65ª Semana de “não aguento mais ser prefeito” a “sucateamento de uma cidade sem prefeito”




O ex-prefeito em exercício João Dória já não esconde a ansiedade em abandonar a Prefeitura na próxima semana. Dória deixa o Edifício Matarazzo e o cargo pelo qual resistiu exercer desde a eleição em 2016, na próxima sexta (06), quando passará a dita “gestão” para o vice Bruno Covas e seguirá sua caminhada política, apesar de “não ser político”, agora, em busca do Palácio dos Bandeirantes no pleito de outubro. 
 
Foto: "Carta Capital";

Até que a sexta-feira aguardada por Dória chegue, ele ainda responde como chefe do executivo municipal. E esta semana foi de algumas derrotas políticas ao executivo municipal e de mau-caratismo do, ainda, chefe do executivo. O ex-prefeito em exercício viu sua proposta de contrarreforma da Previdência Municipal ser suspensa na Câmara Municipal por 120 dias por falta de votos e, por decisão da Justiça, ainda não pode voltar a usar camisetas do Cidade Linda e fazer o gesto de Acelera SP com o dedo indicador e médio, já que o Tribunal de Justiça manteve o  entendimento de que a logomarca do programa de zeladoria e o slogan estão sendo usados para a autopromoção de João Dória.  


A falta de articulação política de Dória e também a pressão imposta por movimentos sindicais ligados ao funcionalismo público municipal, especialmente à classe de professores, fizeram com que vereadores, inclusive da base de governo, suspendessem o projeto de mudanças na Previdência Municipal. O estado de greve, que iniciou em oito de março, seguiu até a última quarta (28) e contou com inúmeros atos em frente ao Palácio Anchieta, fez os parlamentares voltarem atrás e impôs a Dória uma grande derrota política. 

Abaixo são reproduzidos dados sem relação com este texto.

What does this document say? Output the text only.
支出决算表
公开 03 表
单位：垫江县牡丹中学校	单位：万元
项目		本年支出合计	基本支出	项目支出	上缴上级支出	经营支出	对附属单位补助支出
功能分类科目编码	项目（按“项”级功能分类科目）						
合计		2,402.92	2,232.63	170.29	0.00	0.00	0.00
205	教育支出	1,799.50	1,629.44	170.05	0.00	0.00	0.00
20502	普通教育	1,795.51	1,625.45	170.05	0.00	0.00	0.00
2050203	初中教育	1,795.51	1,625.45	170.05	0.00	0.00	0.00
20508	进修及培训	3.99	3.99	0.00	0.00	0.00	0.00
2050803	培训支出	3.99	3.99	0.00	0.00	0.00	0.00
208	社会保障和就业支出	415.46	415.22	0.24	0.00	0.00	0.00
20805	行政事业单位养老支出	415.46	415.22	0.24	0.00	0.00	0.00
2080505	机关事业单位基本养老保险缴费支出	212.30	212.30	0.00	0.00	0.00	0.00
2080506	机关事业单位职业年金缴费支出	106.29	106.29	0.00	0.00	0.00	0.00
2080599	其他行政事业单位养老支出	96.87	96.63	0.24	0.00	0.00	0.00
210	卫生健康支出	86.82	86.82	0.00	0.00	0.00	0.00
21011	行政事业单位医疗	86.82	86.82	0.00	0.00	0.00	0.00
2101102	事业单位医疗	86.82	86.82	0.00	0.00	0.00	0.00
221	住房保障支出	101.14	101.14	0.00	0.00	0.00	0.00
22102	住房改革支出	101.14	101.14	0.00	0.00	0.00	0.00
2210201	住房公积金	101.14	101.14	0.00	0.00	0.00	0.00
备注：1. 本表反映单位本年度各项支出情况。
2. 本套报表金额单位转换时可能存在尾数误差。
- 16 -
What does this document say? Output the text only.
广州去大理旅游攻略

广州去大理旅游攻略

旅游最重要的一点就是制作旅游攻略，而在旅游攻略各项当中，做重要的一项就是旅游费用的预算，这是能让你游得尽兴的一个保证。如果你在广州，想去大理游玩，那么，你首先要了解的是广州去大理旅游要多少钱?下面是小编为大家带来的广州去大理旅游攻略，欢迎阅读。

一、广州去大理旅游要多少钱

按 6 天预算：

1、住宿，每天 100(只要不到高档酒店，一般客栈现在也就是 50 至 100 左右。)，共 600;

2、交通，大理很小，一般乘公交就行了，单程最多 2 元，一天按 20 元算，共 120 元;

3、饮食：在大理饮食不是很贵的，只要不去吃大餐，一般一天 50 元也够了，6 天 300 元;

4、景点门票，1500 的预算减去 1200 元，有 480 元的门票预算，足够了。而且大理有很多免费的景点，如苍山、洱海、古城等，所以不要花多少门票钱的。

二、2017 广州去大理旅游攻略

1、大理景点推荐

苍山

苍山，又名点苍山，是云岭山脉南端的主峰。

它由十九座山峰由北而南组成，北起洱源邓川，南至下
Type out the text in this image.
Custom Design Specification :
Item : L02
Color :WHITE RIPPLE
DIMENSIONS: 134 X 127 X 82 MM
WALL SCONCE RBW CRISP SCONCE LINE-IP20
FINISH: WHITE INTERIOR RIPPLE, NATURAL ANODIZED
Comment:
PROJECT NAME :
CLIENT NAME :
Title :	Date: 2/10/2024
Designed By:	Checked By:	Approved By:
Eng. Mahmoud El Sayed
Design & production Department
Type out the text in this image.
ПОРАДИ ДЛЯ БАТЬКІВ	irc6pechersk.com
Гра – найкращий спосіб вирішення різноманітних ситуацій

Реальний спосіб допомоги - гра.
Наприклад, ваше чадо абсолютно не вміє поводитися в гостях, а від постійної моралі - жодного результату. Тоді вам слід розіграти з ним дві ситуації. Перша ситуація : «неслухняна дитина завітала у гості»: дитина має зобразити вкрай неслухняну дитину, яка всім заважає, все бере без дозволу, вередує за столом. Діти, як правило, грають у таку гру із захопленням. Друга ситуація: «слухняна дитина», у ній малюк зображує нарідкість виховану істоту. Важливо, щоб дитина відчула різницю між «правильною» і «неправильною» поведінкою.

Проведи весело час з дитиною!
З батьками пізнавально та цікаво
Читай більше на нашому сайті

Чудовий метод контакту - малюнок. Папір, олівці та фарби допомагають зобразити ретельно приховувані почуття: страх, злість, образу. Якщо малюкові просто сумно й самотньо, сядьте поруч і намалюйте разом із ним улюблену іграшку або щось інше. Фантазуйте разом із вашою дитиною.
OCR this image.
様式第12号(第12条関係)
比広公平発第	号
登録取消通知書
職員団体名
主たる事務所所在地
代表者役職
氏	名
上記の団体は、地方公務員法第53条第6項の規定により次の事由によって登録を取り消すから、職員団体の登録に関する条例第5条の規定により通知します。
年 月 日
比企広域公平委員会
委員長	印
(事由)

Imagem: QUADRINSTA (@Quadrinsta no Instagram e no Twitter)
O ex-prefeito em exercício se vangloriava de ter os votos suficientes para a aprovação e, na mesma terça (27) em que o projeto foi retirado de pauta, promoveu uma coletiva de imprensa na Prefeitura prometendo reajuste salarial para o funcionalismo público em troca da aprovação da contrarreforma da Previdência do município. Dória prometeu 24% de reajuste no piso salarial dos servidores municipais, que passaria de R$ 1.132 para R$ 1.400, mas, felizmente, a contrariedade do discurso, que ora prega austeridade dita necessária e indispensável, ora condiciona reajuste salarial a aprovação de projeto que dificulta o acesso à aposentadoria, foi constatado pelos servidores, que não aceitaram e pressionaram pela suspensão das mudanças. Após a decisão dos vereadores, o ex-prefeito em exercício disse que a “a Prefeitura cumpriu seu dever” enviando o projeto à Câmara e que “está com a consciência tranquila”. “Nosso dever é ter a gestão da cidade e não a gestão política da cidade. O Executivo cumpriu seu papel de mostrar a gravidade desse tema. A gente já teve um rombo de R$ 4 bilhões ano passado. Esse ano o rombo da Previdência como está será de R$ 5,8 bilhões e isso inibe, reduz, investimentos na cidade em saúde, educação, serviços, obras, mobilidade urbana, segurança pública e em serviços sociais. É grave. Nós cumprimos o nosso papel. Estamos com a consciência tranquila”, disparou, com muito cinismo, o ex-prefeito em exercício. 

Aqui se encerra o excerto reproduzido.